Highly sensitive to accusations that he himself is sympathetic to white nationalism or harbors racist views, Carlson went to great lengths to insist that it had nothing to do with race. It’s just that the immigrants don’t speak English and are “functionally illiterate” (because they don’t read English) and “broke our laws to get here” (despite the fact that many didn’t) and they are carried all over the country — isn’t that terrifying??!

Oh, and you know who’s behind it?

“Fox News is reporting tonight that the administration has awarded a $172 million grant to a George Soros-linked organization that exists to, in quotes, ‘help frontier youth avoid deportation,'” Carlson said. “Now why is a foreign-born billionaire allowed to fundamentally change our country? That’s the big question.

This funding was actually first reported months ago, for what it’s worth. In addition, the work of the organization extends well beyond immigration. But this amplification of funding from Soros – a prominent Jewish donor – has resurfaced in recent days, including on construction sites associated with white nationalism. In his defense, Carlson did not explicitly say that “the Jews will not replace us”.

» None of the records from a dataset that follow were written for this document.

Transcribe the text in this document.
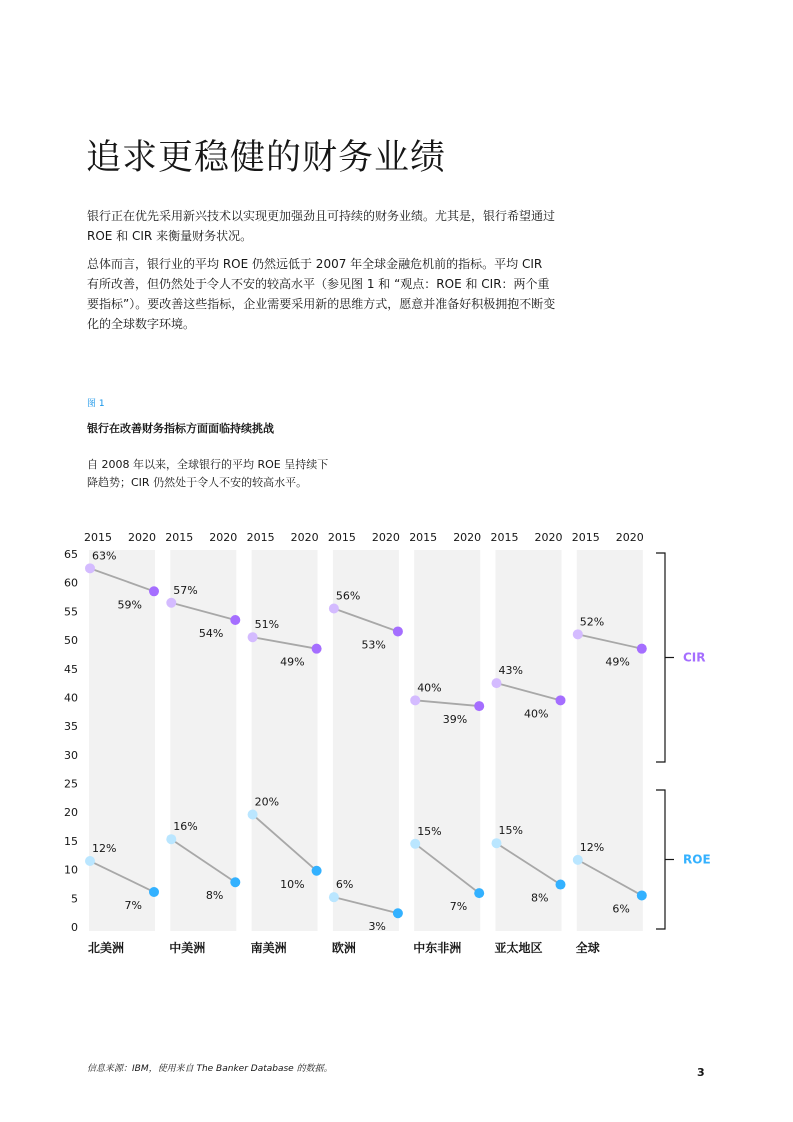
追求更稳健的财务业绩

银行正在优先采用新兴技术以实现更加强劲且可持续的财务业绩。尤其是，银行希望通过 ROE 和 CIR 来衡量财务状况。

总体而言，银行业的平均 ROE 仍然远低于 2007 年全球金融危机前的指标。平均 CIR 有所改善，但仍然处于令人不安的较高水平（参见图 1 和 “观点：ROE 和 CIR：两个重要指标”）。要改善这些指标，企业需要采用新的思维方式，愿意并准备好积极拥抱不断变化的全球数字环境。

图 1

银行在改善财务指标方面面临持续挑战

自 2008 年以来，全球银行的平均 ROE 呈持续下降趋势；CIR 仍然处于令人不安的较高水平。

2015 2020 2015 2020 2015 2020 2015 2020 2015 2020 2015 2020 2015 2020
0
5
10
15
20
25
30
35
40
45
50
55
60
65
北美洲	中美洲	南美洲	欧洲	中东非洲	亚太地区	全球
63%
59%
57%
54%
51%
49%
56%
53%
40%
39%
43%
40%
52%
49%
12%
7%
16%
8%
20%
10%	6%
3%
15%
7%
15%
8%
12%
6%
CIR
ROE

信息来源：IBM，使用来自 The Banker Database 的数据。	3
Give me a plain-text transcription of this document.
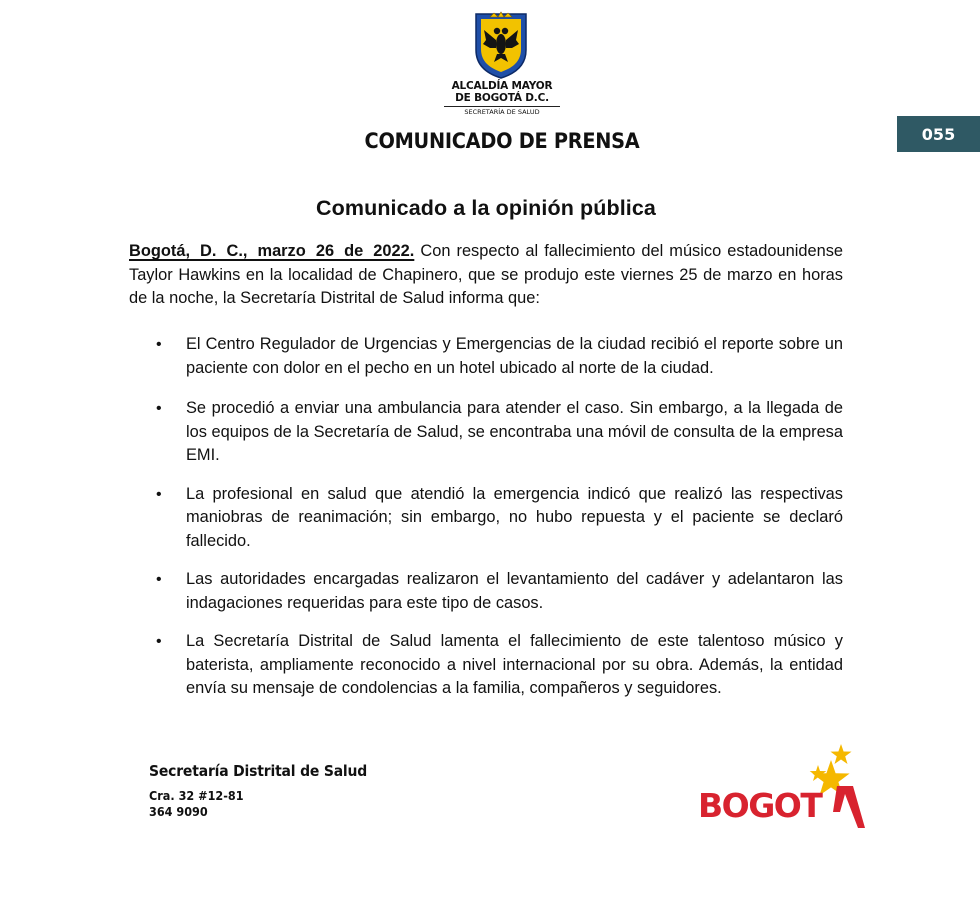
ALCALDÍA MAYOR
DE BOGOTÁ D.C.
SECRETARÍA DE SALUD
COMUNICADO DE PRENSA	055
Comunicado a la opinión pública
Bogotá, D. C., marzo 26 de 2022. Con respecto al fallecimiento del músico estadounidense Taylor Hawkins en la localidad de Chapinero, que se produjo este viernes 25 de marzo en horas de la noche, la Secretaría Distrital de Salud informa que:
• El Centro Regulador de Urgencias y Emergencias de la ciudad recibió el reporte sobre un paciente con dolor en el pecho en un hotel ubicado al norte de la ciudad.
• Se procedió a enviar una ambulancia para atender el caso. Sin embargo, a la llegada de los equipos de la Secretaría de Salud, se encontraba una móvil de consulta de la empresa EMI.
• La profesional en salud que atendió la emergencia indicó que realizó las respectivas maniobras de reanimación; sin embargo, no hubo repuesta y el paciente se declaró fallecido.
• Las autoridades encargadas realizaron el levantamiento del cadáver y adelantaron las indagaciones requeridas para este tipo de casos.
• La Secretaría Distrital de Salud lamenta el fallecimiento de este talentoso músico y baterista, ampliamente reconocido a nivel internacional por su obra. Además, la entidad envía su mensaje de condolencias a la familia, compañeros y seguidores.
Secretaría Distrital de Salud
Cra. 32 #12-81
364 9090	BOGOT
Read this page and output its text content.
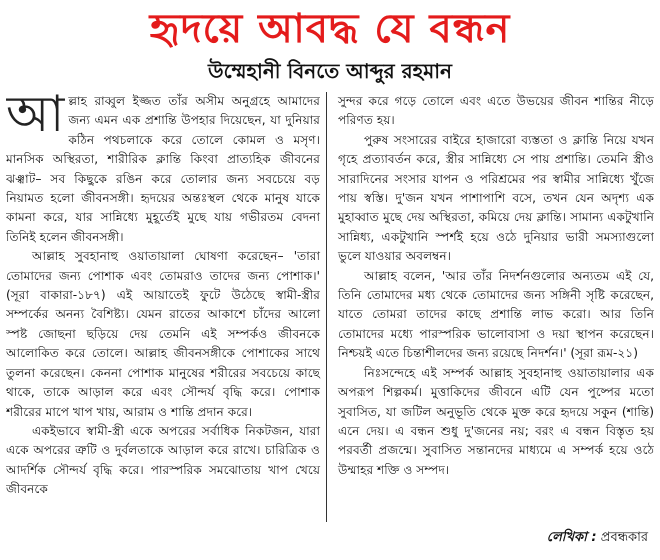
হৃদয়ে আবদ্ধ যে বন্ধন
উম্মেহানী বিনতে আব্দুর রহমান

আ ল্লাহ রাব্বুল ইজ্জত তাঁর অসীম অনুগ্রহে আমাদের জন্য এমন এক প্রশান্তি উপহার দিয়েছেন, যা দুনিয়ার কঠিন পথচলাকে করে তোলে কোমল ও মসৃণ। মানসিক অস্থিরতা, শারীরিক ক্লান্তি কিংবা প্রাত্যহিক জীবনের ঝঞ্ঝাট– সব কিছুকে রঙিন করে তোলার জন্য সবচেয়ে বড় নিয়ামত হলো জীবনসঙ্গী। হৃদয়ের অন্তঃস্থল থেকে মানুষ যাকে কামনা করে, যার সান্নিধ্যে মুহূর্তেই মুছে যায় গভীরতম বেদনা তিনিই হলেন জীবনসঙ্গী।

আল্লাহ সুবহানাহু ওয়াতায়ালা ঘোষণা করেছেন– 'তারা তোমাদের জন্য পোশাক এবং তোমরাও তাদের জন্য পোশাক।' (সূরা বাকারা-১৮৭) এই আয়াতেই ফুটে উঠেছে স্বামী-স্ত্রীর সম্পর্কের অনন্য বৈশিষ্ট্য। যেমন রাতের আকাশে চাঁদের আলো স্পষ্ট জোছনা ছড়িয়ে দেয় তেমনি এই সম্পর্কও জীবনকে আলোকিত করে তোলে। আল্লাহ জীবনসঙ্গীকে পোশাকের সাথে তুলনা করেছেন। কেননা পোশাক মানুষের শরীরের সবচেয়ে কাছে থাকে, তাকে আড়াল করে এবং সৌন্দর্য বৃদ্ধি করে। পোশাক শরীরের মাপে খাপ খায়, আরাম ও শান্তি প্রদান করে।

একইভাবে স্বামী-স্ত্রী একে অপরের সর্বাধিক নিকটজন, যারা একে অপরের ত্রুটি ও দুর্বলতাকে আড়াল করে রাখে। চারিত্রিক ও আদর্শিক সৌন্দর্য বৃদ্ধি করে। পারস্পরিক সমঝোতায় খাপ খেয়ে জীবনকে

সুন্দর করে গড়ে তোলে এবং এতে উভয়ের জীবন শান্তির নীড়ে পরিণত হয়।

পুরুষ সংসারের বাইরে হাজারো ব্যস্ততা ও ক্লান্তি নিয়ে যখন গৃহে প্রত্যাবর্তন করে, স্ত্রীর সান্নিধ্যে সে পায় প্রশান্তি। তেমনি স্ত্রীও সারাদিনের সংসার যাপন ও পরিশ্রমের পর স্বামীর সান্নিধ্যে খুঁজে পায় স্বস্তি। দু'জন যখন পাশাপাশি বসে, তখন যেন অদৃশ্য এক মুহাব্বাত মুছে দেয় অস্থিরতা, কমিয়ে দেয় ক্লান্তি। সামান্য একটুখানি সান্নিধ্য, একটুখানি স্পর্শই হয়ে ওঠে দুনিয়ার ভারী সমস্যাগুলো ভুলে যাওয়ার অবলম্বন।

আল্লাহ বলেন, 'আর তাঁর নিদর্শনগুলোর অন্যতম এই যে, তিনি তোমাদের মধ্য থেকে তোমাদের জন্য সঙ্গিনী সৃষ্টি করেছেন, যাতে তোমরা তাদের কাছে প্রশান্তি লাভ করো। আর তিনি তোমাদের মধ্যে পারস্পরিক ভালোবাসা ও দয়া স্থাপন করেছেন। নিশ্চয়ই এতে চিন্তাশীলদের জন্য রয়েছে নিদর্শন।' (সূরা রূম-২১)

নিঃসন্দেহে এই সম্পর্ক আল্লাহ সুবহানাহু ওয়াতায়ালার এক অপরূপ শিল্পকর্ম। মুত্তাকিদের জীবনে এটি যেন পুষ্পের মতো সুবাসিত, যা জটিল অনুভূতি থেকে মুক্ত করে হৃদয়ে সকুন (শান্তি) এনে দেয়। এ বন্ধন শুধু দু'জনের নয়; বরং এ বন্ধন বিস্তৃত হয় পরবর্তী প্রজন্মে। সুবাসিত সন্তানদের মাধ্যমে এ সম্পর্ক হয়ে ওঠে উম্মাহর শক্তি ও সম্পদ।

লেখিকা : প্রবন্ধকার
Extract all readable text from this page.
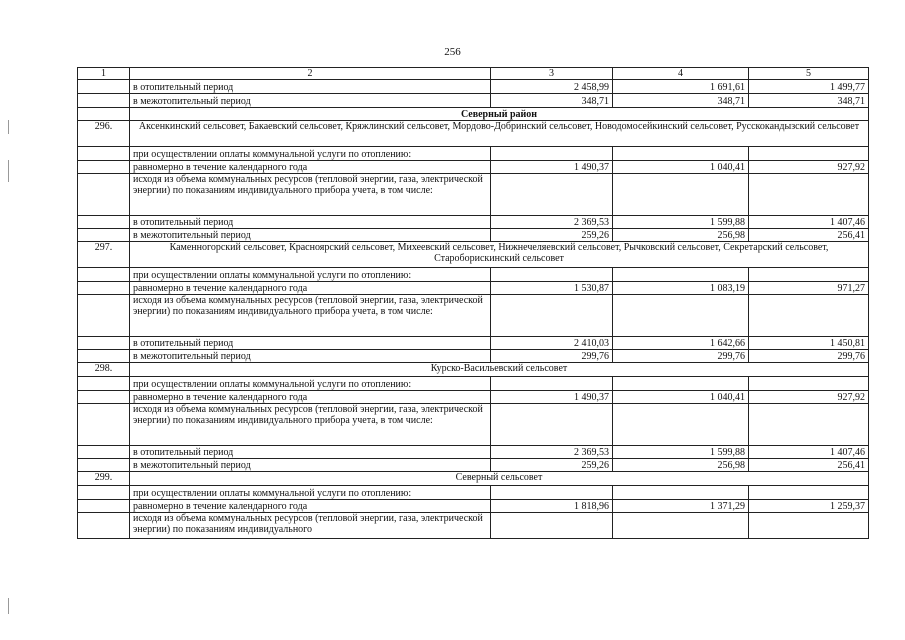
256
1	2	3	4	5
	в отопительный период	2 458,99	1 691,61	1 499,77
	в межотопительный период	348,71	348,71	348,71
	Северный район			
296.	Аксенкинский сельсовет, Бакаевский сельсовет, Кряжлинский сельсовет, Мордово-Добринский сельсовет, Новодомосейкинский сельсовет, Русскокандызский сельсовет			
	при осуществлении оплаты коммунальной услуги по отоплению:			
	равномерно в течение календарного года	1 490,37	1 040,41	927,92
	исходя из объема коммунальных ресурсов (тепловой энергии, газа, электрической энергии) по показаниям индивидуального прибора учета, в том числе:			
	в отопительный период	2 369,53	1 599,88	1 407,46
	в межотопительный период	259,26	256,98	256,41
297.	Каменногорский сельсовет, Красноярский сельсовет, Михеевский сельсовет, Нижнечеляевский сельсовет, Рычковский сельсовет, Секретарский сельсовет, Староборискинский сельсовет			
	при осуществлении оплаты коммунальной услуги по отоплению:			
	равномерно в течение календарного года	1 530,87	1 083,19	971,27
	исходя из объема коммунальных ресурсов (тепловой энергии, газа, электрической энергии) по показаниям индивидуального прибора учета, в том числе:			
	в отопительный период	2 410,03	1 642,66	1 450,81
	в межотопительный период	299,76	299,76	299,76
298.	Курско-Васильевский сельсовет			
	при осуществлении оплаты коммунальной услуги по отоплению:			
	равномерно в течение календарного года	1 490,37	1 040,41	927,92
	исходя из объема коммунальных ресурсов (тепловой энергии, газа, электрической энергии) по показаниям индивидуального прибора учета, в том числе:			
	в отопительный период	2 369,53	1 599,88	1 407,46
	в межотопительный период	259,26	256,98	256,41
299.	Северный сельсовет			
	при осуществлении оплаты коммунальной услуги по отоплению:			
	равномерно в течение календарного года	1 818,96	1 371,29	1 259,37
	исходя из объема коммунальных ресурсов (тепловой энергии, газа, электрической энергии) по показаниям индивидуального			
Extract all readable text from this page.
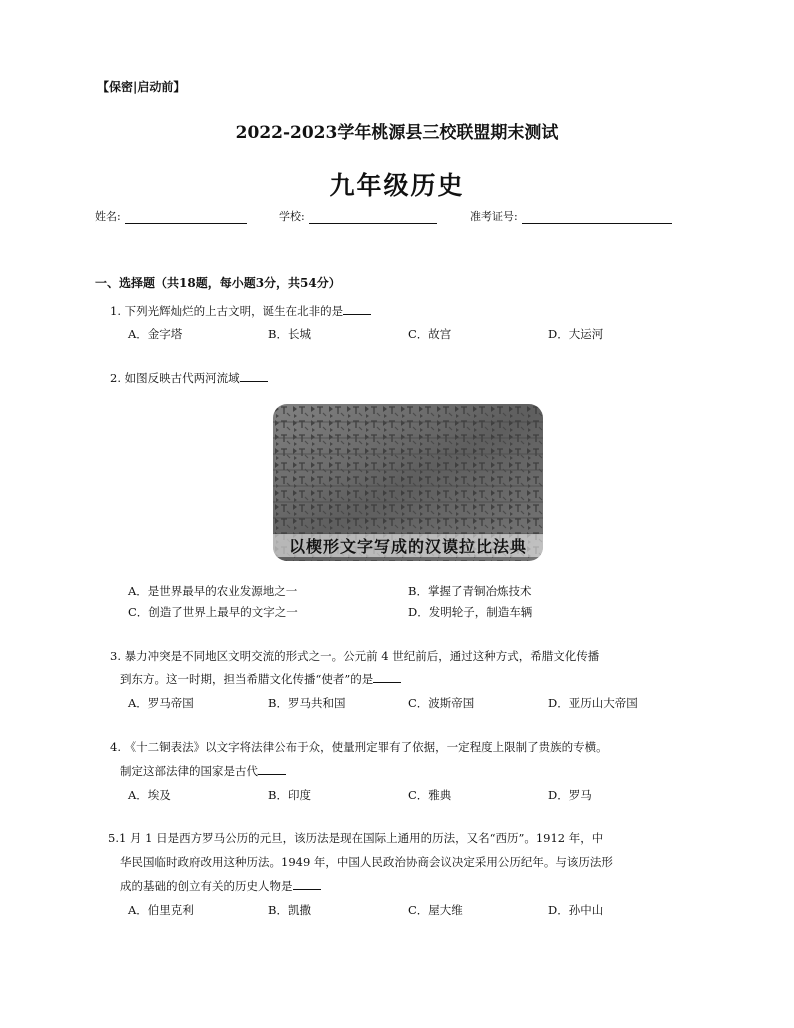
【保密|启动前】
2022-2023学年桃源县三校联盟期末测试
九年级历史
姓名:	学校:	准考证号:
一、选择题（共18题，每小题3分，共54分）
1. 下列光辉灿烂的上古文明，诞生在北非的是
A．金字塔	B．长城	C．故宫	D．大运河
2. 如图反映古代两河流域
以楔形文字写成的汉谟拉比法典
A．是世界最早的农业发源地之一	B．掌握了青铜冶炼技术
C．创造了世界上最早的文字之一	D．发明轮子，制造车辆
3. 暴力冲突是不同地区文明交流的形式之一。公元前 4 世纪前后，通过这种方式，希腊文化传播
到东方。这一时期，担当希腊文化传播“使者”的是
A．罗马帝国	B．罗马共和国	C．波斯帝国	D．亚历山大帝国
4. 《十二铜表法》以文字将法律公布于众，使量刑定罪有了依据，一定程度上限制了贵族的专横。
制定这部法律的国家是古代
A．埃及	B．印度	C．雅典	D．罗马
5.1 月 1 日是西方罗马公历的元旦，该历法是现在国际上通用的历法，又名“西历”。1912 年，中
华民国临时政府改用这种历法。1949 年，中国人民政治协商会议决定采用公历纪年。与该历法形
成的基础的创立有关的历史人物是
A．伯里克利	B．凯撒	C．屋大维	D．孙中山
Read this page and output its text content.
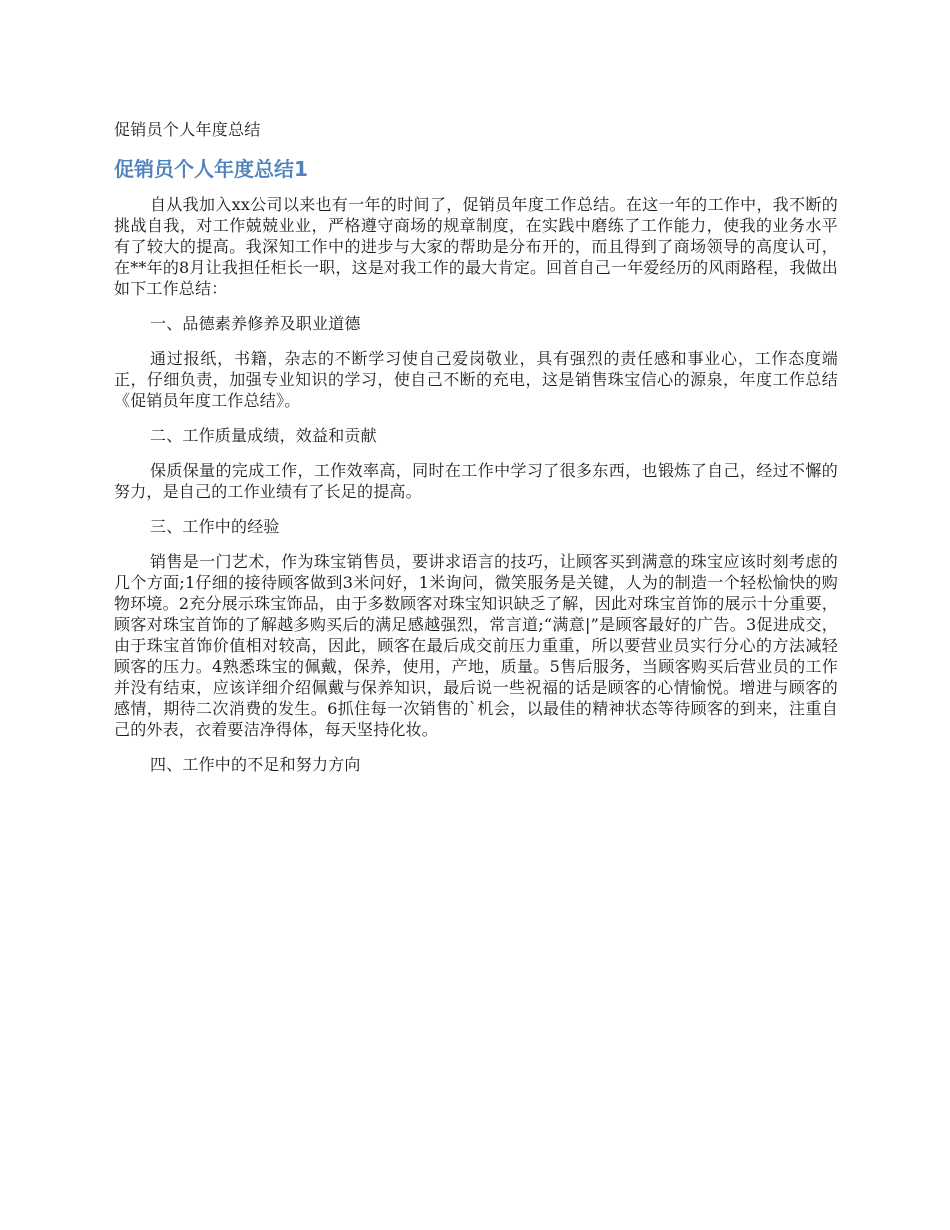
促销员个人年度总结
促销员个人年度总结1

自从我加入xx公司以来也有一年的时间了，促销员年度工作总结。在这一年的工作中，我不断的挑战自我，对工作兢兢业业，严格遵守商场的规章制度，在实践中磨练了工作能力，使我的业务水平有了较大的提高。我深知工作中的进步与大家的帮助是分布开的，而且得到了商场领导的高度认可，在**年的8月让我担任柜长一职，这是对我工作的最大肯定。回首自己一年爱经历的风雨路程，我做出如下工作总结：

一、品德素养修养及职业道德

通过报纸，书籍，杂志的不断学习使自己爱岗敬业，具有强烈的责任感和事业心，工作态度端正，仔细负责，加强专业知识的学习，使自己不断的充电，这是销售珠宝信心的源泉，年度工作总结《促销员年度工作总结》。

二、工作质量成绩，效益和贡献

保质保量的完成工作，工作效率高，同时在工作中学习了很多东西，也锻炼了自己，经过不懈的努力，是自己的工作业绩有了长足的提高。

三、工作中的经验

销售是一门艺术，作为珠宝销售员，要讲求语言的技巧，让顾客买到满意的珠宝应该时刻考虑的几个方面;1仔细的接待顾客做到3米问好，1米询问，微笑服务是关键，人为的制造一个轻松愉快的购物环境。2充分展示珠宝饰品，由于多数顾客对珠宝知识缺乏了解，因此对珠宝首饰的展示十分重要，顾客对珠宝首饰的了解越多购买后的满足感越强烈，常言道;“满意|”是顾客最好的广告。3促进成交，由于珠宝首饰价值相对较高，因此，顾客在最后成交前压力重重，所以要营业员实行分心的方法减轻顾客的压力。4熟悉珠宝的佩戴，保养，使用，产地，质量。5售后服务，当顾客购买后营业员的工作并没有结束，应该详细介绍佩戴与保养知识，最后说一些祝福的话是顾客的心情愉悦。增进与顾客的感情，期待二次消费的发生。6抓住每一次销售的`机会，以最佳的精神状态等待顾客的到来，注重自己的外表，衣着要洁净得体，每天坚持化妆。

四、工作中的不足和努力方向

Fortunately for those weighing the Fox News host’s claims, there is a simpler explanation for large-scale immigration to the United States. This country still offers enormous economic opportunities and personal security to its residents, which has long been considered a credit to this nation. There is also a legal process in place that allows asylum seekers to receive a fair hearing and, at times, to remain in the country while these claims are adjudicated.

Most Americans — not just Democrats — see immigrants as a strength, not a burden. But Carlson is committed to his argument that immigrants are hurting the United States, and so he continues to try to defend it.

Even if it means he convinces himself that explicitly echoing an argument made by white nationalists is no big deal at all.